顔を黒く塗られた罪人の写真。その中にまごうことなき、ベレンセの顔があったので、セシリアは、酷く胸を痛めた。名前は大まかに伏せてあったが、聡明な彼女ははっきりと彼の特徴を掴んでいたのだ。
人々は、その新聞を「あたかも日常の風景」のように、丸めてゴミ箱に投げ入れていた。罪人の存在など、そんなものだろう。しかし、セシリアだけは彼に「冤罪の汚名」が掛けられていることを知っていた。最も厄介なのは、「罪人の名前と顔が伏せられて、身内が特定出来ない」と言うことだったが。
セシリアは急いで身支度を済ませると、王都レンダにある「白壁の小高い牙城」に足を踏み入れた。「種族も違う、身内もいない私を、人間(トールマン)は快く受け入れてくれるのだろうか」という不安がよぎる。
**
城の中には、すんなりと入ることが出来たのだが、セシリアは刺すような視線を感じた。無理もない。最も五種族の中で、人間(トールマン)は力も知恵も弱かったのだから。
セシリアは被っているフードを外すと、さらりとした銀髪と漆黒の角が周囲の視線を釘付けにした。持ち前の高めの身長も相俟って、かなりの美貌だったのか、男性の騎士達は一瞬たじろいだ。
「あの……、リカルドさん、いらっしゃいますか?」
鼻息交じりに男性陣は、押しのけ合うと、セシリアを連れて「執筆専用の書斎」に案内してくれた。

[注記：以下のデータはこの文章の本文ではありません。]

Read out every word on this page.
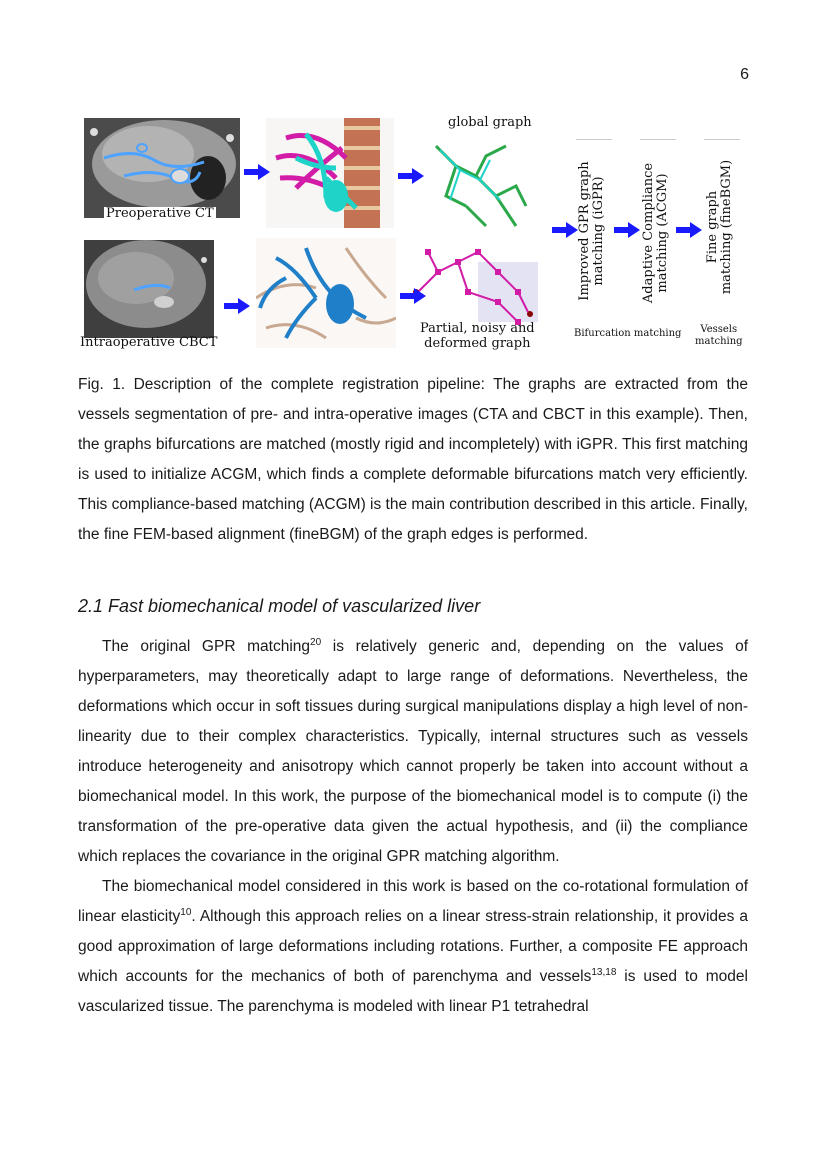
6
Preoperative CT
Intraoperative CBCT
global graph
Partial, noisy and
deformed graph
Improved GPR graph matching (iGPR)	Adaptive Compliance matching (ACGM)	Fine graph matching (fineBGM)
Bifurcation matching	Vessels
matching
Fig. 1. Description of the complete registration pipeline: The graphs are extracted from the vessels segmentation of pre- and intra-operative images (CTA and CBCT in this example). Then, the graphs bifurcations are matched (mostly rigid and incompletely) with iGPR. This first matching is used to initialize ACGM, which finds a complete deformable bifurcations match very efficiently. This compliance-based matching (ACGM) is the main contribution described in this article. Finally, the fine FEM-based alignment (fineBGM) of the graph edges is performed.
2.1 Fast biomechanical model of vascularized liver
The original GPR matching$^{20}$ is relatively generic and, depending on the values of hyperparameters, may theoretically adapt to large range of deformations. Nevertheless, the deformations which occur in soft tissues during surgical manipulations display a high level of non-linearity due to their complex characteristics. Typically, internal structures such as vessels introduce heterogeneity and anisotropy which cannot properly be taken into account without a biomechanical model. In this work, the purpose of the biomechanical model is to compute (i) the transformation of the pre-operative data given the actual hypothesis, and (ii) the compliance which replaces the covariance in the original GPR matching algorithm.
The biomechanical model considered in this work is based on the co-rotational formulation of linear elasticity$^{10}$. Although this approach relies on a linear stress-strain relationship, it provides a good approximation of large deformations including rotations. Further, a composite FE approach which accounts for the mechanics of both of parenchyma and vessels$^{13,18}$ is used to model vascularized tissue. The parenchyma is modeled with linear P1 tetrahedral
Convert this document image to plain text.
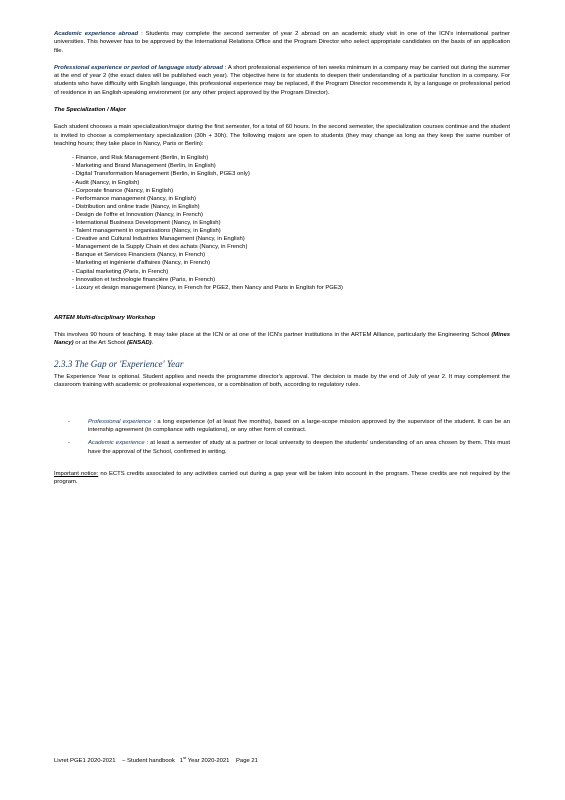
Academic experience abroad : Students may complete the second semester of year 2 abroad on an academic study visit in one of the ICN's international partner universities. This however has to be approved by the International Relations Office and the Program Director who select appropriate candidates on the basis of an application file.

Professional experience or period of language study abroad : A short professional experience of ten weeks minimum in a company may be carried out during the summer at the end of year 2 (the exact dates will be published each year). The objective here is for students to deepen their understanding of a particular function in a company. For students who have difficulty with English language, this professional experience may be replaced, if the Program Director recommends it, by a language or professional period of residence in an English-speaking environment (or any other project approved by the Program Director).

The Specialization / Major

Each student chooses a main specialization/major during the first semester, for a total of 60 hours. In the second semester, the specialization courses continue and the student is invited to choose a complementary specialization (30h + 30h). The following majors are open to students (they may change as long as they keep the same number of teaching hours; they take place in Nancy, Paris or Berlin):

- Finance, and Risk Management (Berlin, in English)
- Marketing and Brand Management (Berlin, in English)
- Digital Transformation Management (Berlin, in English, PGE3 only)
- Audit (Nancy, in English)
- Corporate finance (Nancy, in English)
- Performance management (Nancy, in English)
- Distribution and online trade (Nancy, in English)
- Design de l'offre et Innovation (Nancy, in French)
- International Business Development (Nancy, in English)
- Talent management in organisations (Nancy, in English)
- Creative and Cultural Industries Management (Nancy, in English)
- Management de la Supply Chain et des achats (Nancy, in French)
- Banque et Services Financiers (Nancy, in French)
- Marketing et ingénierie d'affaires (Nancy, in French)
- Capital marketing (Paris, in French)
- Innovation et technologie financière (Paris, in French)
- Luxury et design management (Nancy, in French for PGE2, then Nancy and Paris in English for PGE3)

ARTEM Multi-disciplinary Workshop

This involves 90 hours of teaching. It may take place at the ICN or at one of the ICN's partner institutions in the ARTEM Alliance, particularly the Engineering School (Mines Nancy) or at the Art School (ENSAD).

2.3.3 The Gap or 'Experience' Year

The Experience Year is optional. Student applies and needs the programme director's approval. The decision is made by the end of July of year 2. It may complement the classroom training with academic or professional experiences, or a combination of both, according to regulatory rules.

-	Professional experience : a long experience (of at least five months), based on a large-scope mission approved by the supervisor of the student. It can be an internship agreement (in compliance with regulations), or any other form of contract.
-	Academic experience : at least a semester of study at a partner or local university to deepen the students' understanding of an area chosen by them. This must have the approval of the School, confirmed in writing.

Important notice: no ECTS credits associated to any activities carried out during a gap year will be taken into account in the program. These credits are not required by the program.

Livret PGE1 2020-2021 – Student handbook 1st Year 2020-2021 Page 21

書斎は独特の空間だった。油絵の具に似たインクの匂い。獣と植物の油を混ぜたような匂いと、古紙の独特の匂い。埃の匂い。周囲に雑多に広がる筆記具の数々が目に映った。その中でひたすらに羽根ペンを握るリカルドの姿があった。とても異質だった。
彼は痩せ身の筋肉質だったが、鱗から血管が浮き出るほどに力を込めて、目を血走らせて書物を書き続けていた。かつての戦友とまた再会出来るとは。セシリアも夢に思わなかった。
以前、医療用テントでゆっくりと話が出来なかったのもあったが、孤独感からやっと解放された気がしたのだ。
「リカルドさぁあああん!!」
「ぬあっ?!」
妹が大好きな兄に会うような心境で、セシリアはリカルドに飛びついた。リカルドは非常に驚いていた。
「やめろ、服が汚れる!!セシリー、どうしてここにいるんだよっ!!」
「リカルドさん!!会いたかった!!」
「だーかーらー。離せ!!」
「いいじゃないですかぁ。この前会ってゆっくりとお話し出来なかったんですよぉ。カジメグお姉ちゃんの話、いっぱいしましょうよ!!寂しかったんだからぁ」
セシリアの無邪気な姿を見て、城の騎士達は何となく和んでいた。そして、彼らが席を外した後、セシリアはゆっくりとリカルドに思い出話や、今まであったことを掻い摘まんで話し始めるのだった――。